Sunday, October 25, 2009

Collection Development & Cataloging - old skool?

Just a quick one since I have some "homework" to do for my Drupal Fundys class...

I've been taking a look at the Twitter streams for #il2009 & #libcamp09 (the unconference held in Monterey before Internet Librarians began - preconference for IL happens today, then we have a few days of Internet Librarians goodness to keep an eye on) & saw this gem from @RachelsVoice (retweeted from others) "RT @pjbent: RT @civillibrarian: "end user selected books circ six times more than staff selected books" (@sabram)! Wow. #il2009 #libcamp09"

Now last week I had a post-NELA supper with a couple of my fav (granted I have a lot of those) colleagues & one of them talked about an automated user-based collection development system that her consortium of academic libraries is starting up. I was so impressed. For the longest time, I've wondered why we don't just hand over the reins to the users when it comes to collection development (for the most part... granted, reference may require librarian / subject matter expertise as guidance). So I'm glad to hear that some libraries are finally doing this.
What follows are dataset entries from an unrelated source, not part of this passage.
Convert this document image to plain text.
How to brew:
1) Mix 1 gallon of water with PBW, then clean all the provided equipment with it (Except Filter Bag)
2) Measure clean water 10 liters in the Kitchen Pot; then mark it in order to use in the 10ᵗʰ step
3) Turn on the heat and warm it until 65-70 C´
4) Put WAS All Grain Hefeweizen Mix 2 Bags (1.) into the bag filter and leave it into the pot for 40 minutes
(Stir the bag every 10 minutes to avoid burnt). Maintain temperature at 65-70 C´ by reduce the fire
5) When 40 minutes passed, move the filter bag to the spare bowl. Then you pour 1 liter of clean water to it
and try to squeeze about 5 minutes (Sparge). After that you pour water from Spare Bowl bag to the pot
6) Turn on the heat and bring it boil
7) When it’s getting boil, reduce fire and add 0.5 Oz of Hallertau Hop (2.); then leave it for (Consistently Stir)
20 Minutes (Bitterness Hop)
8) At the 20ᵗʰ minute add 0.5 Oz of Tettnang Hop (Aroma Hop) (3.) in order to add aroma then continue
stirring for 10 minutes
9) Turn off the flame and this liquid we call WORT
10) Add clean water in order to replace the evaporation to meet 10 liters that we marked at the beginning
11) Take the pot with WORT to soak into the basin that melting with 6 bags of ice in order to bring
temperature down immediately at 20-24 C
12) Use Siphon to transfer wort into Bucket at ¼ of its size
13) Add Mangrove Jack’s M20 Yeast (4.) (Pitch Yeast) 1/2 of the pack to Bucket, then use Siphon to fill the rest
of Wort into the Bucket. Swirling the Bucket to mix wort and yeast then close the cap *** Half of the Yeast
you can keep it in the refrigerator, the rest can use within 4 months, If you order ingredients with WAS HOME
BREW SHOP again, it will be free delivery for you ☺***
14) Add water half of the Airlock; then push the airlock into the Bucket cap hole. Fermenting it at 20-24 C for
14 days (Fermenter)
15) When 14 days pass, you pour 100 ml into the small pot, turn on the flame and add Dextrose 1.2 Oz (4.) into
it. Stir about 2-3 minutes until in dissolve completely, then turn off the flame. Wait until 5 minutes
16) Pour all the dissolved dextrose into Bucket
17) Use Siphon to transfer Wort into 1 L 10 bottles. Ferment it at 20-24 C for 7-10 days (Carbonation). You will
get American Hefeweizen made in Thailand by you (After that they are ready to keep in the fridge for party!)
In a similar vein, don't forget that some of our leading edge public libraries now recognize that having staff members with "cataloging" expertise is no longer a requirement. With the many high-quality bib records out there, why do so many libraries seek out catalogers? There are institutions/organizations and contexts in which cataloging expertise is needed - but in many libraries, the highest and most pressing technical knowledge needs they have are related to computer and telecommunications technology. I know, I know - that scares librarians because it displaces a library-specific skillset with a more general skillset, but that's the reality today and the faster libraries get on-board with this reality, the less likely they are to disappear.

1 comment:

Civil Librarian said...

When I heard Stephen Abram cite the statistic about user-selected circ vs. staff-selected, I was pretty bowled over. I'm with you that there seems to be some opportunity for including user input more than we do. I'm not advocating for complete user selection but it's hard to argue with the statistics, by the same token.